6 The Apricot Project: A Case Study in Permitting Delays
The Apricot submarine cable system provides a compelling illustration of how Indonesia‘s regulatory framework has directly impacted international cable projects. Apricot is a 12,000?kilometre system comprising 12 fibre pairs with a total design capacity exceeding 211 Tbps. The system connects seven destinations: Baler and Digos (Philippines), Tanjung Pakis (Indonesia), Tuas (Singapore), Toucheng (Taiwan), Minamiboso (Japan) and Agat (Guam). It is being built by a consortium that includes PLDT, NTT Corp., Chunghwa Telecom, Google, and Meta.
The project was originally scheduled for activation in 2026. However, PLDT publicly disclosed in April 2025 that the completion date had been pushed back to 2027 due to permitting issues in Indonesia. Benedict Patrick Alcoseba, PLDT‘s first vice-president, stated that while cable laying in Philippine waters remains on track, the Indonesian segment faced significant hurdles. Nevertheless, the project is expected to boost PLDT’s international capacity by up to 33 per cent, adding more than 140 Tbps.
Industry analysts have identified three specific friction points that contributed to the delay:
- The ‘Rigid Corridor‘ Mandate: Under Kepmen KP No. 14/2021, Apricot was required to conform to Indonesia‘s predetermined cable corridors, which did not align perfectly with the most efficient engineering route.

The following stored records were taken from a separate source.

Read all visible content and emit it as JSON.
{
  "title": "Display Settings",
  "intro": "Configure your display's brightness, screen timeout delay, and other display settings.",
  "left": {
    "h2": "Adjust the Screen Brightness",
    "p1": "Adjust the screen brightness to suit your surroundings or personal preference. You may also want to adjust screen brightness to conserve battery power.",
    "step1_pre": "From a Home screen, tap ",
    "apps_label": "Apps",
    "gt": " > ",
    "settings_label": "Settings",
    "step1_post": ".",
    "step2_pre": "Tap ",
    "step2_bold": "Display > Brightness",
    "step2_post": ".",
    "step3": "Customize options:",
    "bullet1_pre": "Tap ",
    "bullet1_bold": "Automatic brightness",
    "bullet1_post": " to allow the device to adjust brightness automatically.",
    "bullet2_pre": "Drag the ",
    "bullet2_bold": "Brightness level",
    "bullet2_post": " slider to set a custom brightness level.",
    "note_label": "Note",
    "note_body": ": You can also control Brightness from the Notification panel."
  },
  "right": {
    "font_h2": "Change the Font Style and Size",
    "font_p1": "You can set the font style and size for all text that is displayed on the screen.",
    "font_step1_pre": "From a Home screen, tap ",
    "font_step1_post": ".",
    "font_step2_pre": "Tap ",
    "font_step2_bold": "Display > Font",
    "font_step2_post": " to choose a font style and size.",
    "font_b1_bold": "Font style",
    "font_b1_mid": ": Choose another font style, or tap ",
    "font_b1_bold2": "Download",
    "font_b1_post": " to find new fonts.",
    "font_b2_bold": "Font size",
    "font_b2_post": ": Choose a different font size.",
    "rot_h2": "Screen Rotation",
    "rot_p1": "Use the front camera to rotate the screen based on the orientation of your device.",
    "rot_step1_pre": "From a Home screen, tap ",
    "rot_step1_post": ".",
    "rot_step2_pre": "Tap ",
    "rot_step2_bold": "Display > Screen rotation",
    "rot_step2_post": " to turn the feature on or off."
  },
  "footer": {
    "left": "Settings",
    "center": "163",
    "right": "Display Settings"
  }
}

This forced the consortium to redesign aspects of the route, adding costs and complexity.
- Overlapping Agency Approvals: Because Apricot includes a branch landing at Tanjung Pakis in West Java (operated by XL Axiata), it triggered full territorial oversight. Operators had to navigate a fragmented web of local approvals, ranging from environmental impact assessments to port authority clearances, with no centralised ‘single window‘ to expedite the process.

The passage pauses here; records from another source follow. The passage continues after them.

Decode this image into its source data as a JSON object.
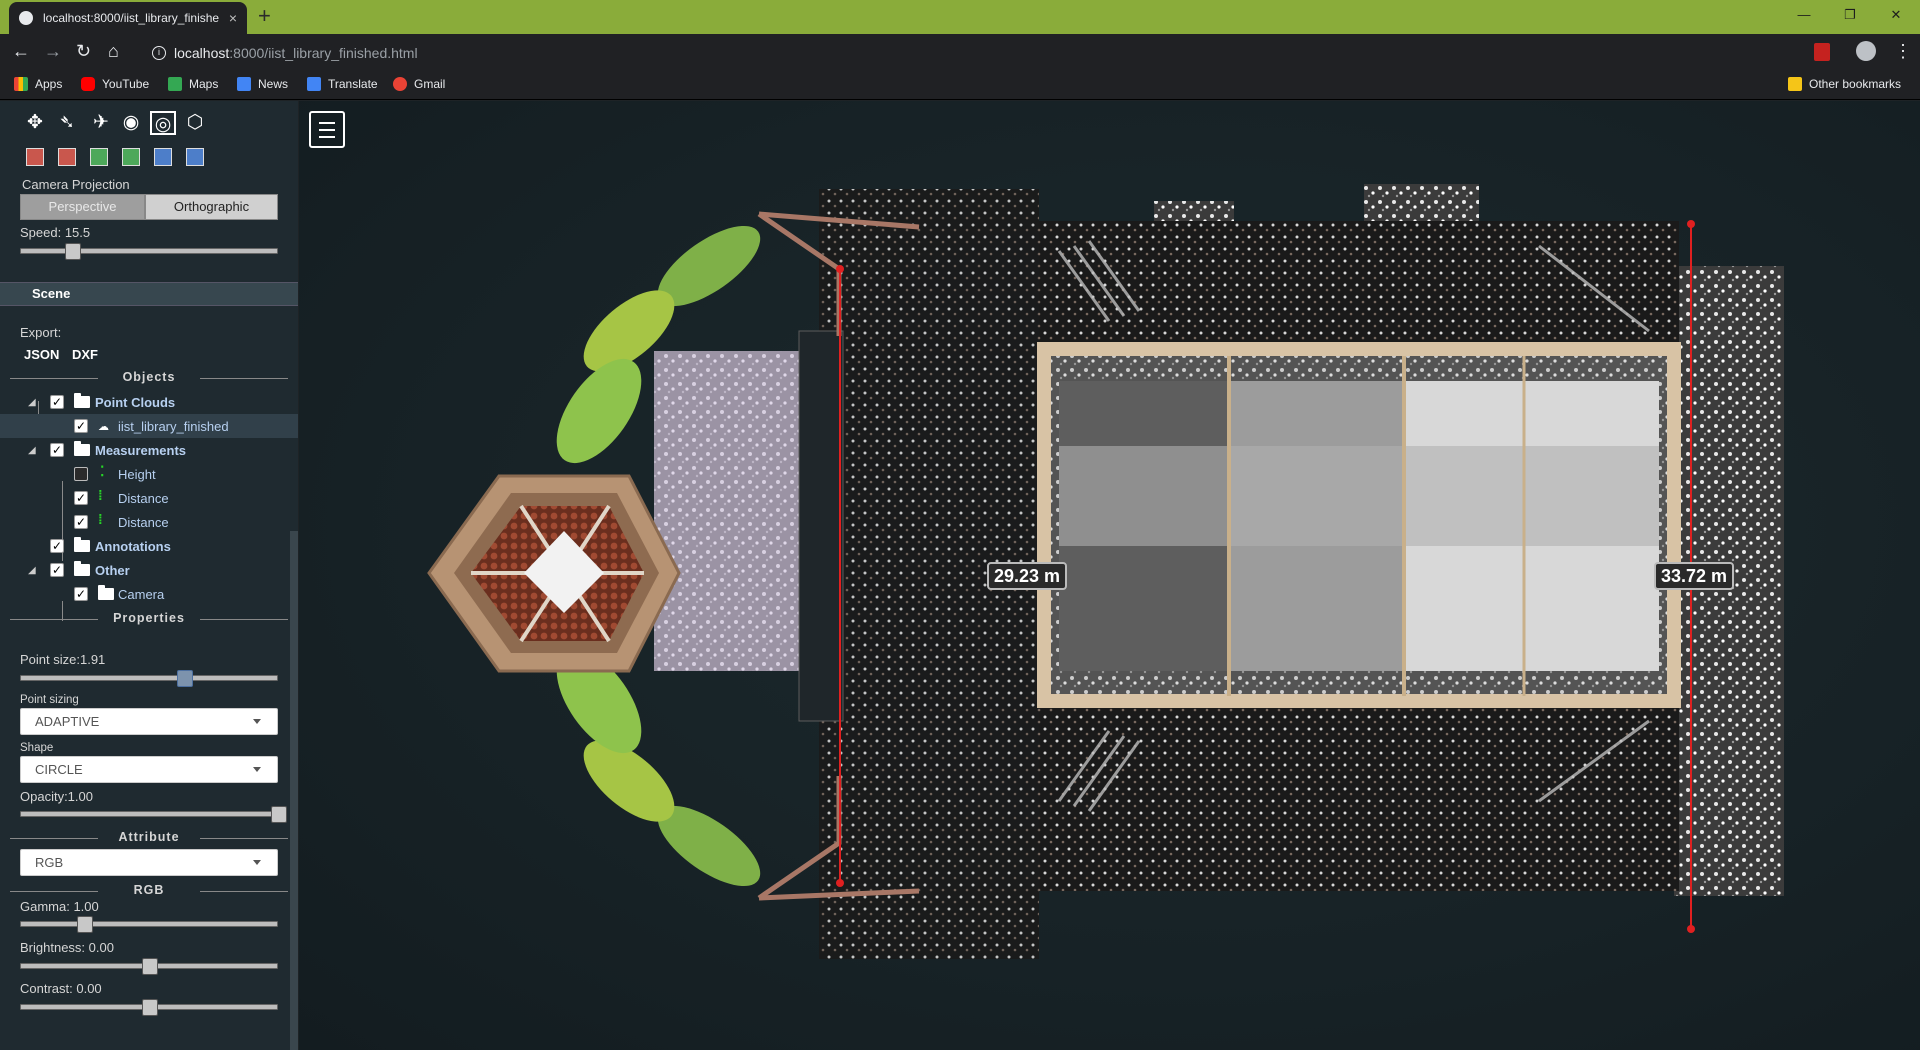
{
  "browser": {
    "tab_title": "localhost:8000/iist_library_finishe",
    "tab_close": "×",
    "new_tab": "+",
    "url_host": "localhost",
    "url_path": ":8000/iist_library_finished.html",
    "window_controls": [
      "—",
      "❐",
      "✕"
    ],
    "bookmarks": [
      {
        "label": "Apps",
        "icon": "apps-grid-icon",
        "color": "#e8eaed"
      },
      {
        "label": "YouTube",
        "icon": "youtube-icon",
        "color": "#ff0000"
      },
      {
        "label": "Maps",
        "icon": "maps-icon",
        "color": "#34a853"
      },
      {
        "label": "News",
        "icon": "news-icon",
        "color": "#4285f4"
      },
      {
        "label": "Translate",
        "icon": "translate-icon",
        "color": "#4285f4"
      },
      {
        "label": "Gmail",
        "icon": "google-icon",
        "color": "#ea4335"
      }
    ],
    "other_bookmarks": "Other bookmarks"
  },
  "panel": {
    "nav_tools": [
      "earth-controls-icon",
      "fly-controls-icon",
      "helicopter-controls-icon",
      "orbit-controls-icon",
      "focus-icon",
      "navigation-cube-icon"
    ],
    "view_cubes": [
      {
        "name": "left-view-icon",
        "color": "#c9574d"
      },
      {
        "name": "right-view-icon",
        "color": "#c9574d"
      },
      {
        "name": "front-view-icon",
        "color": "#4da85a"
      },
      {
        "name": "back-view-icon",
        "color": "#4da85a"
      },
      {
        "name": "top-view-icon",
        "color": "#4d7ec9"
      },
      {
        "name": "bottom-view-icon",
        "color": "#4d7ec9"
      }
    ],
    "camera_projection_label": "Camera Projection",
    "perspective_label": "Perspective",
    "orthographic_label": "Orthographic",
    "speed_label": "Speed: 15.5",
    "scene_label": "Scene",
    "export_label": "Export:",
    "export_json": "JSON",
    "export_dxf": "DXF",
    "objects_label": "Objects",
    "tree": {
      "point_clouds": "Point Clouds",
      "iist_library": "iist_library_finished",
      "measurements": "Measurements",
      "height": "Height",
      "distance1": "Distance",
      "distance2": "Distance",
      "annotations": "Annotations",
      "other": "Other",
      "camera": "Camera"
    },
    "properties_label": "Properties",
    "point_size_label": "Point size:1.91",
    "point_sizing_label": "Point sizing",
    "point_sizing_value": "ADAPTIVE",
    "shape_label": "Shape",
    "shape_value": "CIRCLE",
    "opacity_label": "Opacity:1.00",
    "attribute_label": "Attribute",
    "attribute_value": "RGB",
    "rgb_label": "RGB",
    "gamma_label": "Gamma: 1.00",
    "brightness_label": "Brightness: 0.00",
    "contrast_label": "Contrast: 0.00"
  },
  "viewport": {
    "measure_left": "29.23 m",
    "measure_right": "33.72 m"
  }
}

- Survey Vessel Restrictions: The requirement to use Indonesian?flagged vessels for route survey work delayed the marine survey phase significantly, as specialised deep-water survey vessels operated by global suppliers were initially barred from operating without time?consuming exemptions.
Notably, the Philippine segments of Apricot – including landings in Baler and Digos – progressed on schedule, underscoring that the delays were not attributable to technical factors or global supply chain disruptions, but specifically to Indonesia‘s domestic permitting regime.
7 The Echo Project: An Earlier Blueprint
The Echo submarine cable system, an initiative of Meta (formerly Facebook) and Google, has followed a similar trajectory through Indonesian waters. Echo was designed to link California, Jakarta, Singapore and Guam, with a landing station constructed at Karawang Beach in West Java. To navigate Indonesia’s regulatory landscape, the consortium adopted a strategy of intensive coordination with the government from the outset. An XL Axiata official stated in 2021 that the company would develop the cable ‘in the route and zone recommended by the Indonesian government‘ and was conducting ‘intensive coordination and communication‘ to secure the necessary permits.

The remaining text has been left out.